Müşteki Zehra Dilgin, “Olay günü çevrede sis ve çok ağır bir koku vardı. Kokuyu tarif edemiyorum ama dayanılmaz korkunç bir kokuydu. Olaydan birkaç gün önce de mazgallardan kötü kokular gelmeye başlamıştı. Olay günü benim de boğazımda şiddetli bir yanma, nefes darlığı şikayetleri oldu. Hastaneye gittim. 3 gün hastanede yattım, bu şikayetlerim daha sonra ciğerlerimi ve kalbimi de etkilemeye başladı.
Hatta son 6 aydır da şikayetlerimin artması nedeniyle tedavi görmekteyim. Sanıklardan şikayetçiyim” diye konuştu.
Müştekilere müdahaleye giden doktor da kokudan etkilendi
Bunun üzerine söz alan müşteki Sevim Ezgi Katran, “Suç tarihinde Tuzla 1 Acil Sağlık Hizmetleri’nde hekim olarak görev yapıyordum. Birime çağrılar gelmeye başladı.
Genelde şikayetler solunum sıkıntısı üzerineydi. Ekiple birlikte müştekilerin bulunduğu Kuran kursuna gittim.
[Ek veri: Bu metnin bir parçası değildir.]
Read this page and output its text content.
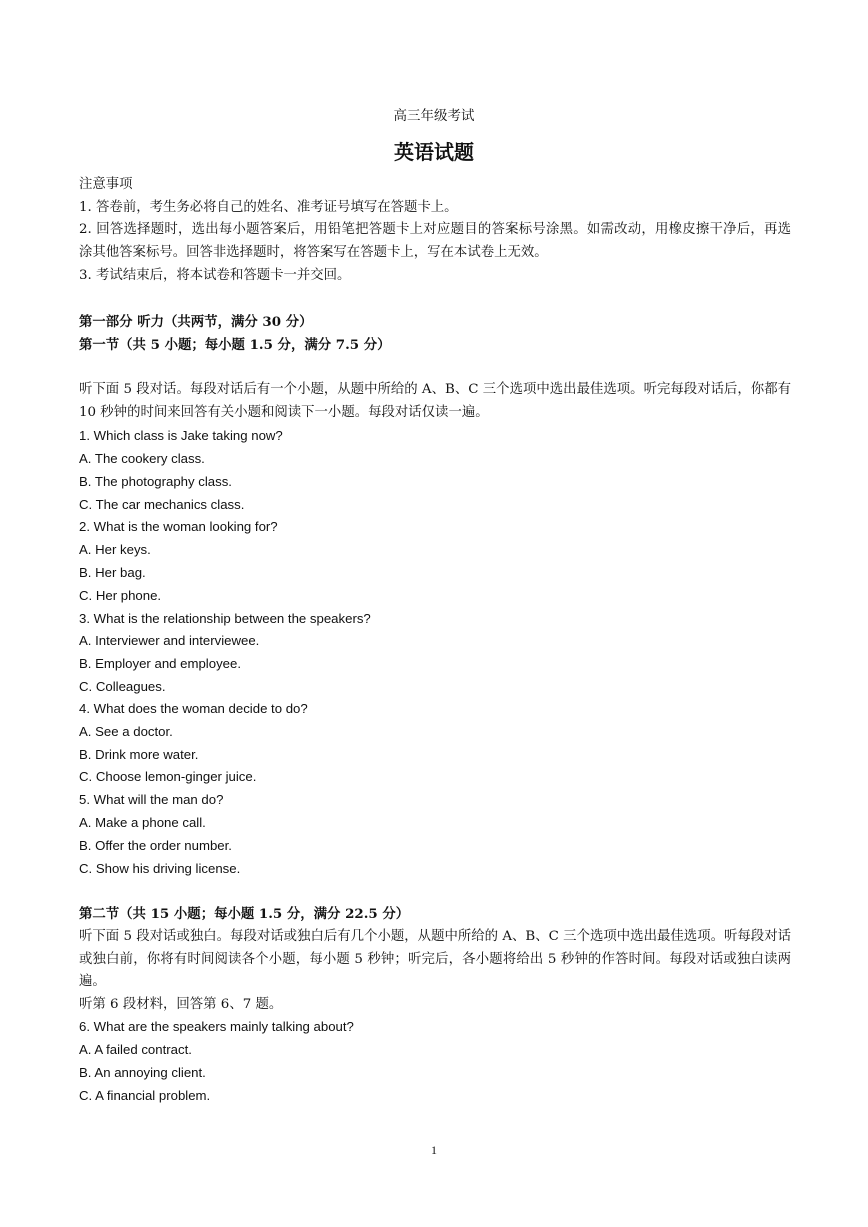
高三年级考试
英语试题
注意事项
1. 答卷前，考生务必将自己的姓名、准考证号填写在答题卡上。
2. 回答选择题时，选出每小题答案后，用铅笔把答题卡上对应题目的答案标号涂黑。如需改动，用橡皮擦干净后，再选涂其他答案标号。回答非选择题时，将答案写在答题卡上，写在本试卷上无效。
3. 考试结束后，将本试卷和答题卡一并交回。
第一部分 听力（共两节，满分 30 分）
第一节（共 5 小题；每小题 1.5 分，满分 7.5 分）
听下面 5 段对话。每段对话后有一个小题，从题中所给的 A、B、C 三个选项中选出最佳选项。听完每段对话后，你都有 10 秒钟的时间来回答有关小题和阅读下一小题。每段对话仅读一遍。
1. Which class is Jake taking now?
A. The cookery class.
B. The photography class.
C. The car mechanics class.
2. What is the woman looking for?
A. Her keys.
B. Her bag.
C. Her phone.
3. What is the relationship between the speakers?
A. Interviewer and interviewee.
B. Employer and employee.
C. Colleagues.
4. What does the woman decide to do?
A. See a doctor.
B. Drink more water.
C. Choose lemon-ginger juice.
5. What will the man do?
A. Make a phone call.
B. Offer the order number.
C. Show his driving license.
第二节（共 15 小题；每小题 1.5 分，满分 22.5 分）
听下面 5 段对话或独白。每段对话或独白后有几个小题，从题中所给的 A、B、C 三个选项中选出最佳选项。听每段对话或独白前，你将有时间阅读各个小题，每小题 5 秒钟；听完后，各小题将给出 5 秒钟的作答时间。每段对话或独白读两遍。
听第 6 段材料，回答第 6、7 题。
6. What are the speakers mainly talking about?
A. A failed contract.
B. An annoying client.
C. A financial problem.
1
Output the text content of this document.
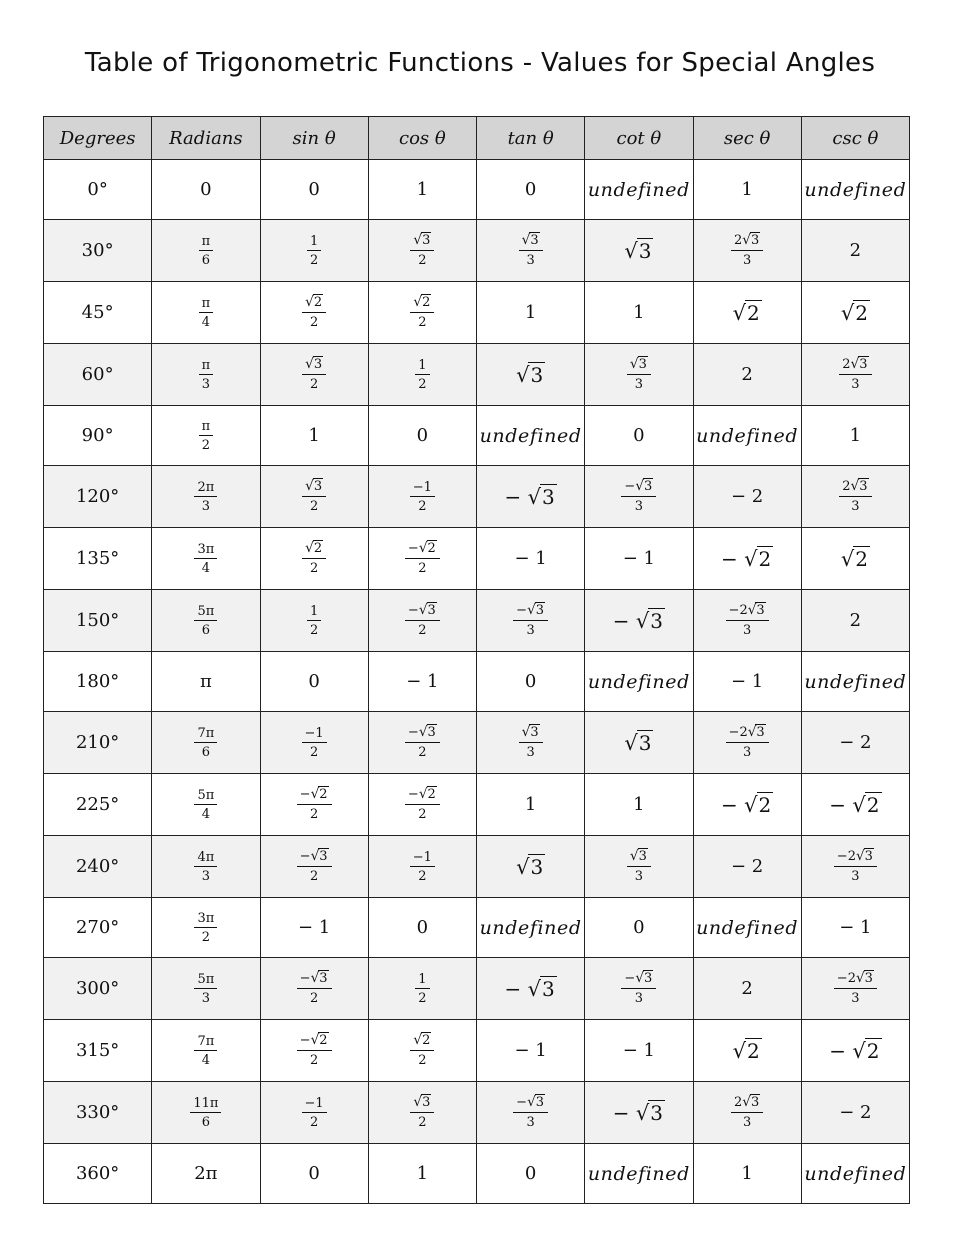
Table of Trigonometric Functions - Values for Special Angles
Degrees	Radians	sin θ	cos θ	tan θ	cot θ	sec θ	csc θ
0°	0	0	1	0	undefined	1	undefined
30°	$\frac{\pi}{6}$	$\frac{1}{2}$	$\frac{√3}{2}$	$\frac{√3}{3}$	√3	$\frac{2√3}{3}$	2
45°	$\frac{\pi}{4}$	$\frac{√2}{2}$	$\frac{√2}{2}$	1	1	√2	√2
60°	$\frac{\pi}{3}$	$\frac{√3}{2}$	$\frac{1}{2}$	√3	$\frac{√3}{3}$	2	$\frac{2√3}{3}$

90°	$\frac{\pi}{2}$	1	0	undefined	0	undefined	1
120°	$\frac{2\pi}{3}$	$\frac{√3}{2}$	$\frac{-1}{2}$	− √3	$\frac{-√3}{3}$	− 2	$\frac{2√3}{3}$

135°	$\frac{3\pi}{4}$	$\frac{√2}{2}$	$\frac{-√2}{2}$	− 1	− 1	− √2	√2
150°	$\frac{5\pi}{6}$	$\frac{1}{2}$	$\frac{-√3}{2}$	$\frac{-√3}{3}$	− √3	$\frac{-2√3}{3}$	2
180°	π	0	− 1	0	undefined	− 1	undefined
210°	$\frac{7\pi}{6}$	$\frac{-1}{2}$	$\frac{-√3}{2}$	$\frac{√3}{3}$	√3	$\frac{-2√3}{3}$	− 2
225°	$\frac{5\pi}{4}$	$\frac{-√2}{2}$	$\frac{-√2}{2}$	1	1	− √2	− √2
240°	$\frac{4\pi}{3}$	$\frac{-√3}{2}$	$\frac{-1}{2}$	√3	$\frac{√3}{3}$	− 2	$\frac{-2√3}{3}$

270°	$\frac{3\pi}{2}$	− 1	0	undefined	0	undefined	− 1
300°	$\frac{5\pi}{3}$	$\frac{-√3}{2}$	$\frac{1}{2}$	− √3	$\frac{-√3}{3}$	2	$\frac{-2√3}{3}$

315°	$\frac{7\pi}{4}$	$\frac{-√2}{2}$	$\frac{√2}{2}$	− 1	− 1	√2	− √2
330°	$\frac{11\pi}{6}$	$\frac{-1}{2}$	$\frac{√3}{2}$	$\frac{-√3}{3}$	− √3	$\frac{2√3}{3}$	− 2
360°	2π	0	1	0	undefined	1	undefined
Gittiğimde etrafta ağır bir kokunun ve sisin olduğunu fark ettim. Kimyasal bir sızıntının olabileceğini, şikayetlerin bundan kaynaklandığını anlayınca yeniden görev yaptığım birime haber verdim. Radyasyon sızıntısına karşı özel kıyafetler giydikten sonra peyderpey hastalar hastaneye götürüldü. Bir çoğunda nefes almada zorluk, geniz yanması, mide bulantısı ve kusma şeklinde şikayetler vardı. Hastane içerisinde de yıkama ünitesinde kuruldu, hastalar burada radyoaktif veya kimyevi madde bulunma ihtimaline binaen yıkandılar ve müşahede altına alındılar. Bir süre sonra kan değerlerim değiştiği, oksijen oranım düştüğü için ben de müşahede altına alındım” diyerek şikayetçi olduğunu söyledi.
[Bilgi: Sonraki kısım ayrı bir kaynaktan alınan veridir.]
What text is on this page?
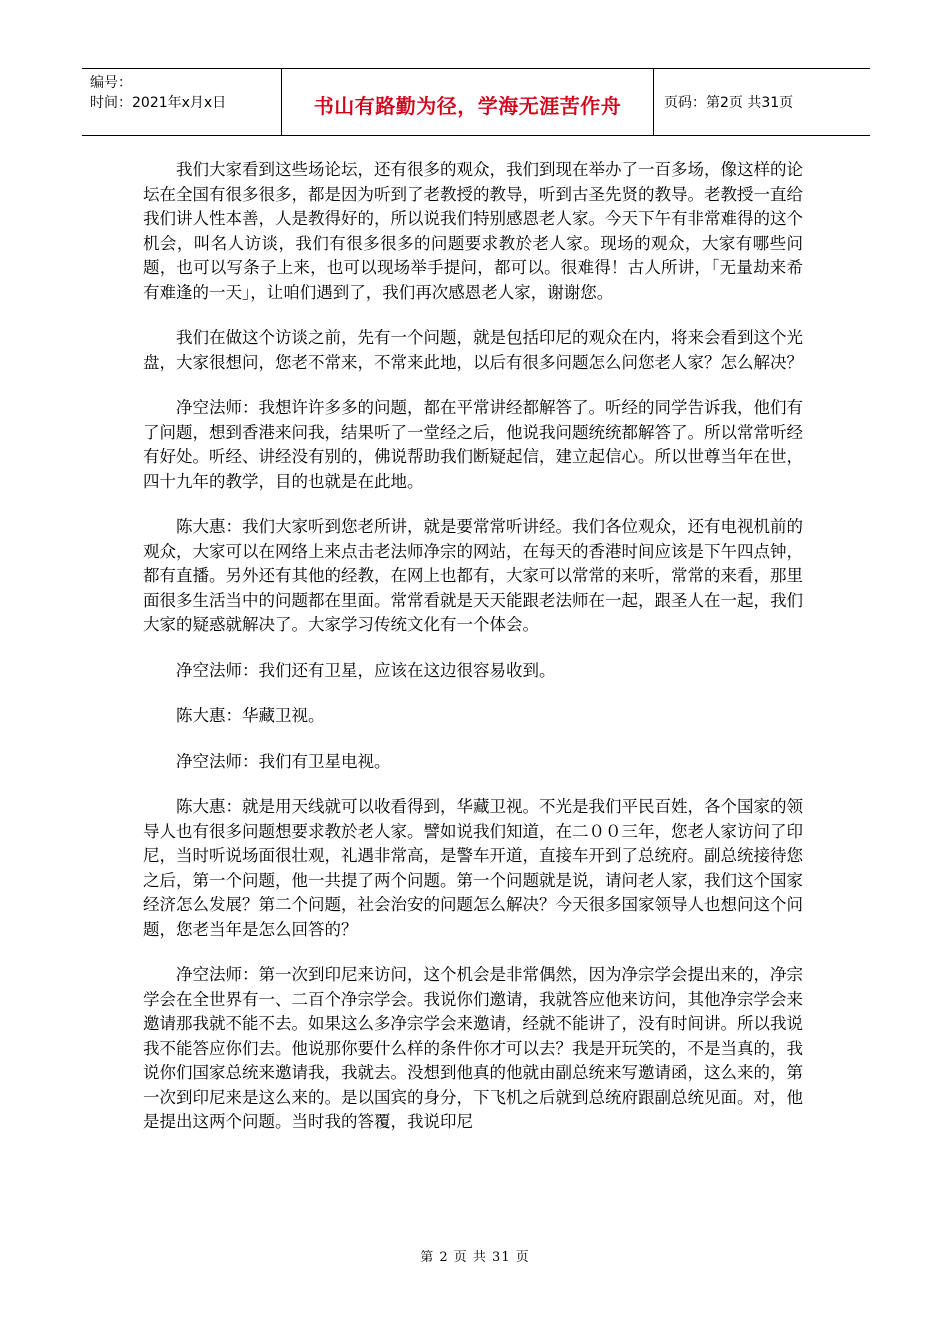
编号：
时间：2021年x月x日	书山有路勤为径，学海无涯苦作舟	页码：第2页 共31页

我们大家看到这些场论坛，还有很多的观众，我们到现在举办了一百多场，像这样的论坛在全国有很多很多，都是因为听到了老教授的教导，听到古圣先贤的教导。老教授一直给我们讲人性本善，人是教得好的，所以说我们特别感恩老人家。今天下午有非常难得的这个机会，叫名人访谈，我们有很多很多的问题要求教於老人家。现场的观众，大家有哪些问题，也可以写条子上来，也可以现场举手提问，都可以。很难得！古人所讲，「无量劫来希有难逢的一天」，让咱们遇到了，我们再次感恩老人家，谢谢您。

我们在做这个访谈之前，先有一个问题，就是包括印尼的观众在内，将来会看到这个光盘，大家很想问，您老不常来，不常来此地，以后有很多问题怎么问您老人家？怎么解决？

净空法师：我想许许多多的问题，都在平常讲经都解答了。听经的同学告诉我，他们有了问题，想到香港来问我，结果听了一堂经之后，他说我问题统统都解答了。所以常常听经有好处。听经、讲经没有别的，佛说帮助我们断疑起信，建立起信心。所以世尊当年在世，四十九年的教学，目的也就是在此地。

陈大惠：我们大家听到您老所讲，就是要常常听讲经。我们各位观众，还有电视机前的观众，大家可以在网络上来点击老法师净宗的网站，在每天的香港时间应该是下午四点钟，都有直播。另外还有其他的经教，在网上也都有，大家可以常常的来听，常常的来看，那里面很多生活当中的问题都在里面。常常看就是天天能跟老法师在一起，跟圣人在一起，我们大家的疑惑就解决了。大家学习传统文化有一个体会。

净空法师：我们还有卫星，应该在这边很容易收到。

陈大惠：华藏卫视。

净空法师：我们有卫星电视。

陈大惠：就是用天线就可以收看得到，华藏卫视。不光是我们平民百姓，各个国家的领导人也有很多问题想要求教於老人家。譬如说我们知道，在二００三年，您老人家访问了印尼，当时听说场面很壮观，礼遇非常高，是警车开道，直接车开到了总统府。副总统接待您之后，第一个问题，他一共提了两个问题。第一个问题就是说，请问老人家，我们这个国家经济怎么发展？第二个问题，社会治安的问题怎么解决？今天很多国家领导人也想问这个问题，您老当年是怎么回答的？

净空法师：第一次到印尼来访问，这个机会是非常偶然，因为净宗学会提出来的，净宗学会在全世界有一、二百个净宗学会。我说你们邀请，我就答应他来访问，其他净宗学会来邀请那我就不能不去。如果这么多净宗学会来邀请，经就不能讲了，没有时间讲。所以我说我不能答应你们去。他说那你要什么样的条件你才可以去？我是开玩笑的，不是当真的，我说你们国家总统来邀请我，我就去。没想到他真的他就由副总统来写邀请函，这么来的，第一次到印尼来是这么来的。是以国宾的身分，下飞机之后就到总统府跟副总统见面。对，他是提出这两个问题。当时我的答覆，我说印尼

第 2 页 共 31 页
Aralarında 18 yaşından küçük Kuran kursu öğrencilerinin de bulunduğu diğer müştekiler de söz alarak olay günü aynı şikayetlerle hastaneye gittiklerini ve sanıklardan şikayetçi olduklarını söyledi.
“İSKİ’nin doğrudan yetki ve görevi yoktur”
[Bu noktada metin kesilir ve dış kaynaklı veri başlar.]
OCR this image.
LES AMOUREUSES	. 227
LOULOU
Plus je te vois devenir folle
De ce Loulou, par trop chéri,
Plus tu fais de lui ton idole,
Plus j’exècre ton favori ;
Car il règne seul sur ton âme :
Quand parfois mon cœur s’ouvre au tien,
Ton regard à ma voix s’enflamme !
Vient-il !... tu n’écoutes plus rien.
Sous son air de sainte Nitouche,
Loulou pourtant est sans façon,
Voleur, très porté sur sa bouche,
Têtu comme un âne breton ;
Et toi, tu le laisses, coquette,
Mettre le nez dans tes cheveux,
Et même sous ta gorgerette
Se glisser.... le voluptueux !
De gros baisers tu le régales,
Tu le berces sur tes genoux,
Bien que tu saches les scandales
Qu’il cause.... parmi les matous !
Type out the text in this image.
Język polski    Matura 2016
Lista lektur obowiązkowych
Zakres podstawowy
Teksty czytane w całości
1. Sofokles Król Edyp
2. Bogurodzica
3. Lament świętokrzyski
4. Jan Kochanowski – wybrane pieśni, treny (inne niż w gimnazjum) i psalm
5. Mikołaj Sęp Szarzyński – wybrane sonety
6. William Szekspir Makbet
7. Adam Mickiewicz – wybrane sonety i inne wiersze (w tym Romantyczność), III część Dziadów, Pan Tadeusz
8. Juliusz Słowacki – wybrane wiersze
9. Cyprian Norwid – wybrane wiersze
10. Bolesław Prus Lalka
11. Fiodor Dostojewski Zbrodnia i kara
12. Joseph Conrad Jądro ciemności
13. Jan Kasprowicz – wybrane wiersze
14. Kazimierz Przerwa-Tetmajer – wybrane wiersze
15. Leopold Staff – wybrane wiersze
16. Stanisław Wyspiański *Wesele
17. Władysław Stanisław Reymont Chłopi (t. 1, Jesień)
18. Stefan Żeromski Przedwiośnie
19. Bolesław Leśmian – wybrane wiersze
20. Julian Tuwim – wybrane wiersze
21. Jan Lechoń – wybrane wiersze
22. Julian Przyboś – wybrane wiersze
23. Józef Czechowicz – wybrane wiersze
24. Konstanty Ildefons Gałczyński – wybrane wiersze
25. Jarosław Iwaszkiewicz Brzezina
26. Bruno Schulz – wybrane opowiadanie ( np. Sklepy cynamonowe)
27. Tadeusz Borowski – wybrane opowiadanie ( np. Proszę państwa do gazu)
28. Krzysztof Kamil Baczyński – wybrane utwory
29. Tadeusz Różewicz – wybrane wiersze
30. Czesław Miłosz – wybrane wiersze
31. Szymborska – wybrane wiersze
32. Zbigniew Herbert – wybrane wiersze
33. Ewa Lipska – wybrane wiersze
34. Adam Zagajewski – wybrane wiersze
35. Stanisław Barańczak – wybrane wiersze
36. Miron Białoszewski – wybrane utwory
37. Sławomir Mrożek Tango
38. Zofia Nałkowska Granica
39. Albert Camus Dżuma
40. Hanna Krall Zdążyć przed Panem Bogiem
Müşteki İSKİ avukatı Niyazi Yaycıoğlu ise, şikayetlerinin devam ettiğini söyleyerek “İSKİ Genel Müdürlüğü’nün atık döküm alanıyla ilgili doğrudan yetki ve görevi yoktur. Ancak dökümün yapıldığı alan su toplama havzasında bulunmaktadır. Dolayısıyla atık dökümü nedeniyle su havzasının kirlenmesi söz konusudur. Bu nedenle suçtan zarar gören konumundayız” diye konuştu.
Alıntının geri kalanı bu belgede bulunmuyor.